From 1924 to 1929, Walicki studied art history at the University of Warsaw, where he also wrote his PhD thesis. In 1934 he was appointed associate professor and in 1937 full professor of art history. He worked at the Department of Polish Architecture at the Warsaw Technical University, at the Warsaw School of Fine Arts (later the Academy of Fine Arts in Warsaw), at the National Museum, Warsaw, where he was curator of the Gallery of Foreign Painting, and at the Art History Institute of the University of Warsaw.
According to Juliusz Chrościcki, Walicki was a great art historian.[1] He was a consummate connoisseur of seventeenth-century Dutch painting and Polish Gothic painting, and wrote, as author or co-author, many publications devoted to Polish and foreign painting. He also promoted the popularization of, and education through, art, as he could write about art in a manner accessible and understandable to all.
Walicki worked at the Department of Polish Architecture of the Warsaw Technical University in 1929–1936 and at the Academy of Fine Arts in Warsaw in 1932–1939 and 1945–1949, he was awarded by the Officer's Cross of the Order of Polonia Restituta in 1947.
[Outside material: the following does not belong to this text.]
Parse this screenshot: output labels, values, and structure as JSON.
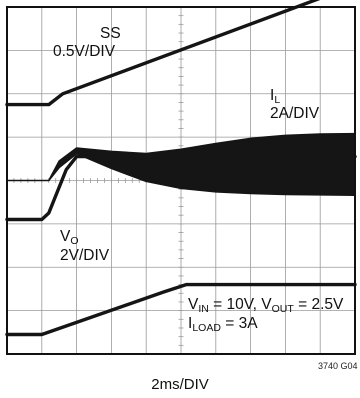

Walicki's most famous student was Jan Białostocki. In his younger years, the latter worked as an assistant to Walicki at the National Museum, Warsaw, and, as an unpaid assistant, also at the University of Warsaw in Walicki's Institute of Medieval Art History.[2] In 1957, Walicki and Białostocki wrote an overview of the history of painting collecting in Poland.[3]
In 1949 Walicki was arrested and imprisoned till 1953 on the grounds of both false accusations and a fabricated evidence.